Before - lining fabric is darted
After permanently attaching the lining fabric to the fashion fabric with machine stitching you pinch out a dart of the desired width in the lining only.  This is hand sewn with tiny fell stitches.  It makes a bubble in the fashion fabric, as at left.

Then you get the fabric all nice and hot and steamy, and pat, beg, and cajole it until its fibres shrink into the available space.

The flat plain at right is indeed the same piece (showing the same seam) as in the bubbly picture at left, but after I had whispered to it, begged it, steamed the heck out of it, patted it gently into place and finally gave it a good pressing.  In the distance you see the differently-shaped bust area.

The other progress made this weekend (so far) was to make Spanish snap buttonholes in the lining.  It's a marvelous thing to be able to make an elegant, functioning and reasonably sturdy buttonhole in a single non-reinforced layer of thin China silk lining.  If you haven't tried this yet, I recommend my copiously illustrated tutorial for the technique.

I finished the lining at the buttonholes WAY ahead of when Claire Shaeffer and Vogue thought I should tackle it (the very last think before sewing on the buttons), but these buttonholes could not be done after the jacket is finished.  And I think the Spanish snap buttonhole is a vast improvement on cutting a hole in your lining and then turning the edges under, finishing by a double round of slip stitches (steps 90-92).


  1. Looking good, Kay. Your fabrics are gorgeous.

  2. Its looking good Kay . I agree about the Spanish Snap buttonhole , I use them too. Its amazing that you managed to shrink so much out of the fashion fabric . What is the composition of your fabric? Have you decided on trim yet? Mem

  3. I'm a beginner knitter and socks seem very tricky to me. I'll look for the book you mentioned!
    I'm enjoying watching you sew this jacket and hearing how you decided to make design changes. I have this pattern, but am afraid to touch it, yet.
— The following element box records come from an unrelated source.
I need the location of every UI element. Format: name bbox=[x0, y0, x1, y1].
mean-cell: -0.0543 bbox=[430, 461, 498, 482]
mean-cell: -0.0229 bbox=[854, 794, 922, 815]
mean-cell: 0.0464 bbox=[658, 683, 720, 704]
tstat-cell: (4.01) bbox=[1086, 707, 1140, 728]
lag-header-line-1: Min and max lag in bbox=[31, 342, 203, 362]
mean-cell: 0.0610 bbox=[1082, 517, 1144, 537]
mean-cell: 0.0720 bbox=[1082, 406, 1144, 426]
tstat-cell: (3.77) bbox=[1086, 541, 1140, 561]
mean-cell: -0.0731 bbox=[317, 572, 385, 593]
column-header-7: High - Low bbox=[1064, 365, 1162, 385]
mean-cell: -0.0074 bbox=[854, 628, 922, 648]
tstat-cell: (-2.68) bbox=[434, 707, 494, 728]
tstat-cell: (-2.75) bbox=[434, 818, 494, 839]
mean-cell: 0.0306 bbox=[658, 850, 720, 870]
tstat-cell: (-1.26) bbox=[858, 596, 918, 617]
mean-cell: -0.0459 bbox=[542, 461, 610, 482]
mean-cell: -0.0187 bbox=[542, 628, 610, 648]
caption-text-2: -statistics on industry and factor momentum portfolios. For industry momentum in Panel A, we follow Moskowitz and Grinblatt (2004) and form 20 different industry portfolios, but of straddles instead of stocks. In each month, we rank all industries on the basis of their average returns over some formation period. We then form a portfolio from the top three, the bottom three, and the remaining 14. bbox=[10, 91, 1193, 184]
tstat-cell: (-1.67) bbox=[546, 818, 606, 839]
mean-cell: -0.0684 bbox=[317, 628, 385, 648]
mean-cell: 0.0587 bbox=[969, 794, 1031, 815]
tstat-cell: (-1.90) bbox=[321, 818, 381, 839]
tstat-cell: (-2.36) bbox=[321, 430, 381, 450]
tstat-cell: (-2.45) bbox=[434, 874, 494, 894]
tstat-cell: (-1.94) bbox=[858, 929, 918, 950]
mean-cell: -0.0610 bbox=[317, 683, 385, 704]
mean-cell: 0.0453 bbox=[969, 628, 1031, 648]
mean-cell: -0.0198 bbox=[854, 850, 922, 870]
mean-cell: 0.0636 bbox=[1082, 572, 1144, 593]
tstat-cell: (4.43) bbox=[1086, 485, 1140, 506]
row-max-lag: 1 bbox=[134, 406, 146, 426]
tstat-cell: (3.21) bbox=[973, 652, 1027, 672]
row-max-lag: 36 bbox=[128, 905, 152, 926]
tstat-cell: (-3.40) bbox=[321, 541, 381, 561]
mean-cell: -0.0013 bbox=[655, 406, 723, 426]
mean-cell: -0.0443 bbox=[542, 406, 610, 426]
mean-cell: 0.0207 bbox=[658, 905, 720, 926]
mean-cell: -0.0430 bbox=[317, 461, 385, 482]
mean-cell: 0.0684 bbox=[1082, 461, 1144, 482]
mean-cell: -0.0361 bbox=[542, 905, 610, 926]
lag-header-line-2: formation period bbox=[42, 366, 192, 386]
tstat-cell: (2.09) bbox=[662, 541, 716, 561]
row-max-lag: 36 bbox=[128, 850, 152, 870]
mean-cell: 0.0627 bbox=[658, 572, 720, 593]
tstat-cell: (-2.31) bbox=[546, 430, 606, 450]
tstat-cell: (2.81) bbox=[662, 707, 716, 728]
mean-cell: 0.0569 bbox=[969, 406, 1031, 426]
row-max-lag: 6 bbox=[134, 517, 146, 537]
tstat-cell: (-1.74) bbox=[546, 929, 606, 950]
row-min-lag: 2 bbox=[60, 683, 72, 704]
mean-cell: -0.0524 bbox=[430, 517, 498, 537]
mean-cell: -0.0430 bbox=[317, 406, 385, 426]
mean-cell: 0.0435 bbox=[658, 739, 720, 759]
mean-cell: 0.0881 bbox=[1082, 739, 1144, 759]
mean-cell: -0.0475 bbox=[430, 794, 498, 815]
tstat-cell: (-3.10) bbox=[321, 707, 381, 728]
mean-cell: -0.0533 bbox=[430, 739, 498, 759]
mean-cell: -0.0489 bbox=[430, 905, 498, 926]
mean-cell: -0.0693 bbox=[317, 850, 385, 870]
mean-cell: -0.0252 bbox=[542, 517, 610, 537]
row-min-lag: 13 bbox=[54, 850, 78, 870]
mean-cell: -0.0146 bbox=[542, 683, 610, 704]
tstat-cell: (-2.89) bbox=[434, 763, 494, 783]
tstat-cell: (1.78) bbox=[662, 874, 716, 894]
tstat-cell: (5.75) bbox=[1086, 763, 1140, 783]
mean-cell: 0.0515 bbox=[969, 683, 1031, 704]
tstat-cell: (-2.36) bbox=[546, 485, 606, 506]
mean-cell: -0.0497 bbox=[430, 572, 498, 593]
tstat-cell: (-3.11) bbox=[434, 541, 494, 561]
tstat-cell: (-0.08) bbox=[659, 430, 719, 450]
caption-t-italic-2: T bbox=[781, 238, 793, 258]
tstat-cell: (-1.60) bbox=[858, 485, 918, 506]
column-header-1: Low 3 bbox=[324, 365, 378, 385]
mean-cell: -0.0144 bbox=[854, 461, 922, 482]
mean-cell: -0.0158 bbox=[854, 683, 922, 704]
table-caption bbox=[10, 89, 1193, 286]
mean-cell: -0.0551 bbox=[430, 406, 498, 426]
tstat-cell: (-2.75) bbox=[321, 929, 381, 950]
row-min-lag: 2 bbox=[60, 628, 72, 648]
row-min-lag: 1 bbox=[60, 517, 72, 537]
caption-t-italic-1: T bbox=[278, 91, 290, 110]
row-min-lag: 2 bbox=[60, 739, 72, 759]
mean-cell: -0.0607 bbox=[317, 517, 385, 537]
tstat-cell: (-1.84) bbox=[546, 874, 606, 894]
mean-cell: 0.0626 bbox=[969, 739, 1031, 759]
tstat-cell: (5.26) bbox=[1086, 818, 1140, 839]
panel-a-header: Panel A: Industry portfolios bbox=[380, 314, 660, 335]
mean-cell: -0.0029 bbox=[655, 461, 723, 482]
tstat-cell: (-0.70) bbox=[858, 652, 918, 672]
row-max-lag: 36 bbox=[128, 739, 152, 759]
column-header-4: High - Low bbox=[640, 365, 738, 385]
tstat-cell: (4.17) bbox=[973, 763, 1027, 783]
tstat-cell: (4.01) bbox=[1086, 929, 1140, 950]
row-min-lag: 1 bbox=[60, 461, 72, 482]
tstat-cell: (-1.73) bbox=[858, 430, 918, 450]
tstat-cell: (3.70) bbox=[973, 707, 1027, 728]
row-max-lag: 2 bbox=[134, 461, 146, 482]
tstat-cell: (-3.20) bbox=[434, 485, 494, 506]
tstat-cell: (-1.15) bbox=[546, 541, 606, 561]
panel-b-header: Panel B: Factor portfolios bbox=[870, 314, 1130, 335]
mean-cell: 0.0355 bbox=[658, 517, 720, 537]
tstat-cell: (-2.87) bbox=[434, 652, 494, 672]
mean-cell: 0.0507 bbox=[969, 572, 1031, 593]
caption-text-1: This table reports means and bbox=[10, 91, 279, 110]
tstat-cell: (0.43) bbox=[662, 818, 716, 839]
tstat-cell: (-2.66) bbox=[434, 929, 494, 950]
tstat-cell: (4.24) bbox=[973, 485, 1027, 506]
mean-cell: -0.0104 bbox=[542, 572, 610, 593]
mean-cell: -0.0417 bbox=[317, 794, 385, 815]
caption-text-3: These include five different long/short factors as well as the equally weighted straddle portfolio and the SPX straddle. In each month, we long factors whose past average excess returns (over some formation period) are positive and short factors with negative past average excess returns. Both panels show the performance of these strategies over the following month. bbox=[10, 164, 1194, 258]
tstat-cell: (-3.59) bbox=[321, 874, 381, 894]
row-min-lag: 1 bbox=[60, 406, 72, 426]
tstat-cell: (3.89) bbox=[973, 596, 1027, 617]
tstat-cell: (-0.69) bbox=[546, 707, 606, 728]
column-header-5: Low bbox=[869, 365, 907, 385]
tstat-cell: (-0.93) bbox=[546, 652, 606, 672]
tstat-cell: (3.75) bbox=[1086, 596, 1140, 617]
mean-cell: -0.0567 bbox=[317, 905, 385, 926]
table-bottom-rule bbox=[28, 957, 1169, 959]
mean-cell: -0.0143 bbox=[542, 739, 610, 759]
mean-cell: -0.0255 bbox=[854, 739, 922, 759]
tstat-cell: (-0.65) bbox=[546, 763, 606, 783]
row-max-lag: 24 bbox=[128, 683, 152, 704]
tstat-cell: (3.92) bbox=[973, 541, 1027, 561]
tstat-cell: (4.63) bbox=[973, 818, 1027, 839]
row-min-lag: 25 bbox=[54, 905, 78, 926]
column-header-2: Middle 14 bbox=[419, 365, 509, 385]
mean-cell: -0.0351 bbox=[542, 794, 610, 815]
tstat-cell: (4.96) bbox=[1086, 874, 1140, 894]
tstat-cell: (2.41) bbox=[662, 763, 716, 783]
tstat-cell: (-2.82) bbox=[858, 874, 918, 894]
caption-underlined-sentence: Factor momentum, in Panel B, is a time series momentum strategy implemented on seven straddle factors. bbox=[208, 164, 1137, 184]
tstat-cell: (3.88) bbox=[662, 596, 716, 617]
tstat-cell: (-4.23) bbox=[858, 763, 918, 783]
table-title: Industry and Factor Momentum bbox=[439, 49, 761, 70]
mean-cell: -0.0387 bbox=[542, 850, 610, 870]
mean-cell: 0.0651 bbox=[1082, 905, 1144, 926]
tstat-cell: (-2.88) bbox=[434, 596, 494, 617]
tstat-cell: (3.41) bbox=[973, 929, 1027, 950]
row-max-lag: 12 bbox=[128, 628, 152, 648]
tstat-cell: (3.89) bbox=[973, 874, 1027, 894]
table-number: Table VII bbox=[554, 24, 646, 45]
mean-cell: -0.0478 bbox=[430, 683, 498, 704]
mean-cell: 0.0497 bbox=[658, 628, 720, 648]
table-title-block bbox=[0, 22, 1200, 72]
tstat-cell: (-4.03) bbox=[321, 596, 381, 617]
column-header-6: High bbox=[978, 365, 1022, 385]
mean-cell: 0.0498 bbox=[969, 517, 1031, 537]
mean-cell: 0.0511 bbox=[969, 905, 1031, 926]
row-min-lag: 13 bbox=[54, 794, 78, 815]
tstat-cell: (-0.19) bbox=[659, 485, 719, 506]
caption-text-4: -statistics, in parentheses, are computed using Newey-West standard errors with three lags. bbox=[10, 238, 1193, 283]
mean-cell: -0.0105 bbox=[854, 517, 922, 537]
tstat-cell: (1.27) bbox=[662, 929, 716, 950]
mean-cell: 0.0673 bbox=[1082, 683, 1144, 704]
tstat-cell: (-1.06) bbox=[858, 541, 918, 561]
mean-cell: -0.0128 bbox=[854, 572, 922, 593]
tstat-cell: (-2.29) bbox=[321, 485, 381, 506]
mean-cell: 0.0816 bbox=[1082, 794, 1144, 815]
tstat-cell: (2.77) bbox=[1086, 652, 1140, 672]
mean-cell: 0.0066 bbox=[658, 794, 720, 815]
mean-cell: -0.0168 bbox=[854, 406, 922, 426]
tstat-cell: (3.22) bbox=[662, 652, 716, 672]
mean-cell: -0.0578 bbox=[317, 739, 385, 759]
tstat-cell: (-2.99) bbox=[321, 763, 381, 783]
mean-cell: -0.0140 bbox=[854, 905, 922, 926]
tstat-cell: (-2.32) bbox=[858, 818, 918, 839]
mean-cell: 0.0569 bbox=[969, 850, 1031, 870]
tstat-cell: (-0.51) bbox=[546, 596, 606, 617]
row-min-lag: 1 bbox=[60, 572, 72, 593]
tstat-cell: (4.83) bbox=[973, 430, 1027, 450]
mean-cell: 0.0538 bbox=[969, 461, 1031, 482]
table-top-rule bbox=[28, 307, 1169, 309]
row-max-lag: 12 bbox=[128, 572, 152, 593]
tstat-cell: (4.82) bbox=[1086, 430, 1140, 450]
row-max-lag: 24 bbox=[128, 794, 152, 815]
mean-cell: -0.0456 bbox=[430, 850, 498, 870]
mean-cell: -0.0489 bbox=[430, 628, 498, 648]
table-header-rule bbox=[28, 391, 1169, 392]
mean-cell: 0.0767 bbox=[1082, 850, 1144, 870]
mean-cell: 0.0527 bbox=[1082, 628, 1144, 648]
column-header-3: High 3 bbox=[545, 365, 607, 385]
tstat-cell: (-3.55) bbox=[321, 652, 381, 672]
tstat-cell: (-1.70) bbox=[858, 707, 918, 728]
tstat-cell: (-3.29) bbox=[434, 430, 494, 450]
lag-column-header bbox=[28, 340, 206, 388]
  4. I think a better way to think of it is that knitting is portable, and sewing is not. Well, certainly there are parts of knitting that to must be done at home in peace (casting on 567 st for a shawl :-)), but it's eminently suited for sunny afternoons at the park, and long drives 1000s of miles away. Sewing must be done at home and sitting down, which should make it the default activity for these times. Unless you're watching a movie. Unless you have a hem to do by hand. You get my drift :-)..

  5. I love the Spanish snap buttonhole technique...and wish I had read this before I did the back of my bound buttonholes by hand. This is just beautiful. Thanks!

  6. I so agree with you about the spanish snap buttonholes. I've done both the hand turned and the ss buttonholes, and why would anyone want to do the hand turned variety? It's so fussy and difficult to get it to look nice. Maybe if I did them hundreds of them, but I haven't. This will be a gorgeous jacket.